To apply a little bit of Bernard Levin to the passing scene

Bernard Levin had a concept he called the sieve of history. We continue to perform, view, adulate, the great works of art of the past not because they reflect the time and place of their creation. Nor because of current fashion. Rather, because they have indeed passed through that sieve and shown that they are indeed great works of art.

Not that the movie was quite right but Mozart is indeed a better composer than Salieri, despite what the fashions and money flows of the time might have indicated. The historical Salieri knowing this very well of course.

The drive to rid schools of “dead white men” like Shakespeare will leave children at the mercy of fads and fashions, Jenny Agutter has said.

The veteran actress urged teachers not to remove literary greats from school curricula on spurious grounds.

“Definitely don’t remove someone who is dead and white just because they are dead and white,” she told The Telegraph.  

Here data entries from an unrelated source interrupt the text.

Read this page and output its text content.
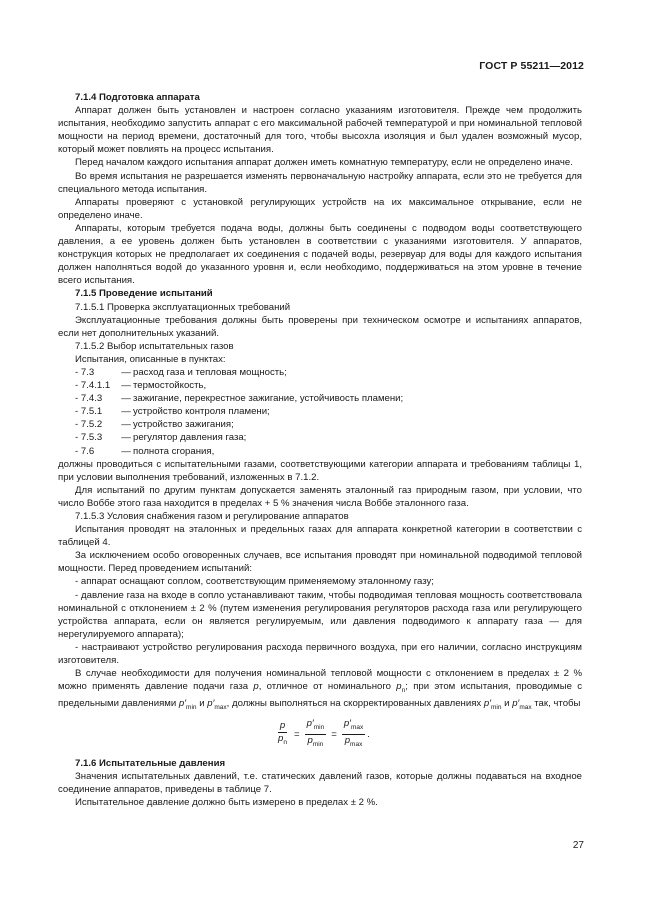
ГОСТ Р 55211—2012

7.1.4 Подготовка аппарата

Аппарат должен быть установлен и настроен согласно указаниям изготовителя. Прежде чем продолжить испытания, необходимо запустить аппарат с его максимальной рабочей температурой и при номинальной тепловой мощности на период времени, достаточный для того, чтобы высохла изоляция и был удален возможный мусор, который может повлиять на процесс испытания.

Перед началом каждого испытания аппарат должен иметь комнатную температуру, если не определено иначе.

Во время испытания не разрешается изменять первоначальную настройку аппарата, если это не требуется для специального метода испытания.

Аппараты проверяют с установкой регулирующих устройств на их максимальное открывание, если не определено иначе.

Аппараты, которым требуется подача воды, должны быть соединены с подводом воды соответствующего давления, а ее уровень должен быть установлен в соответствии с указаниями изготовителя. У аппаратов, конструкция которых не предполагает их соединения с подачей воды, резервуар для воды для каждого испытания должен наполняться водой до указанного уровня и, если необходимо, поддерживаться на этом уровне в течение всего испытания.

7.1.5 Проведение испытаний

7.1.5.1 Проверка эксплуатационных требований

Эксплуатационные требования должны быть проверены при техническом осмотре и испытаниях аппаратов, если нет дополнительных указаний.

7.1.5.2 Выбор испытательных газов

Испытания, описанные в пунктах:

- 7.3	— расход газа и тепловая мощность;
- 7.4.1.1	— термостойкость,
- 7.4.3	— зажигание, перекрестное зажигание, устойчивость пламени;
- 7.5.1	— устройство контроля пламени;
- 7.5.2	— устройство зажигания;
- 7.5.3	— регулятор давления газа;
- 7.6	— полнота сгорания,

должны проводиться с испытательными газами, соответствующими категории аппарата и требованиям таблицы 1, при условии выполнения требований, изложенных в 7.1.2.

Для испытаний по другим пунктам допускается заменять эталонный газ природным газом, при условии, что число Воббе этого газа находится в пределах + 5 % значения числа Воббе эталонного газа.

7.1.5.3 Условия снабжения газом и регулирование аппаратов

Испытания проводят на эталонных и предельных газах для аппарата конкретной категории в соответствии с таблицей 4.

За исключением особо оговоренных случаев, все испытания проводят при номинальной подводимой тепловой мощности. Перед проведением испытаний:

- аппарат оснащают соплом, соответствующим применяемому эталонному газу;

- давление газа на входе в сопло устанавливают таким, чтобы подводимая тепловая мощность соответствовала номинальной с отклонением ± 2 % (путем изменения регулирования регуляторов расхода газа или регулирующего устройства аппарата, если он является регулируемым, или давления подводимого к аппарату газа — для нерегулируемого аппарата);

- настраивают устройство регулирования расхода первичного воздуха, при его наличии, согласно инструкциям изготовителя.

В случае необходимости для получения номинальной тепловой мощности с отклонением в пределах ± 2 % можно применять давление подачи газа p, отличное от номинального $p_n$; при этом испытания, проводимые с предельными давлениями $p'_{min}$ и $p'_{max}$, должны выполняться на скорректированных давлениях $p'_{min}$ и $p'_{max}$ так, чтобы

$\frac{p}{p_n} = \frac{p'_{min}}{p_{min}} = \frac{p'_{max}}{p_{max}}$ .

7.1.6 Испытательные давления

Значения испытательных давлений, т.е. статических давлений газов, которые должны подаваться на входное соединение аппаратов, приведены в таблице 7.

Испытательное давление должно быть измерено в пределах ± 2 %.

27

“That is pigeon holing and shouldn't be allowed. There are French writers who are dead, there are Greek writers, there are all sorts of people who are dead but one doesn’t want to put them in that category.

“My feeling is that the best writing crosses time and social backgrounds. No one should be classified as black, white, dead or alive if the writing is good.”

While it is important for children to learn about writers from different backgrounds and countries, “we must not lose our literary heritage”, Agutter said.

Othello and Desdemona can, if we wish, be viewed as a musing on the difficulties of inter-racial marriage - something that certainly accords with current preoccupations. But to do so is to miss that it's a great exposition of the difficulties of jealousy, one of the human perennials. 

We can also - and we do - run this the other way around. It's not just that what were considered great works are, some mote of flour might, over the years, become recognised as a great as it wasn't in its own time. It's still too early for A Confederacy of Dunces but it's a strong contender.

What is a great work of art is, therefore, something emergent from the system - something you'll note is a preoccupation of ours, systems and emergence. To complain about what has emerged is an exercise in missing the point therefore.

One point of the current complaints we do agree with though. That classic canon survives as such, has become such, because it does speak to those great human problems and emotions that are common to us all across time and geography - race and culture too. Where we agree is that each modern work should indeed be accorded the same consideration as to whether it's to be included in that canon of the future. Exactly what the sieve will achieve whatever we do otherwise of course. 

Or as another of our preoccupations might put it, equality of opportunity is the aim, not equality of outcome.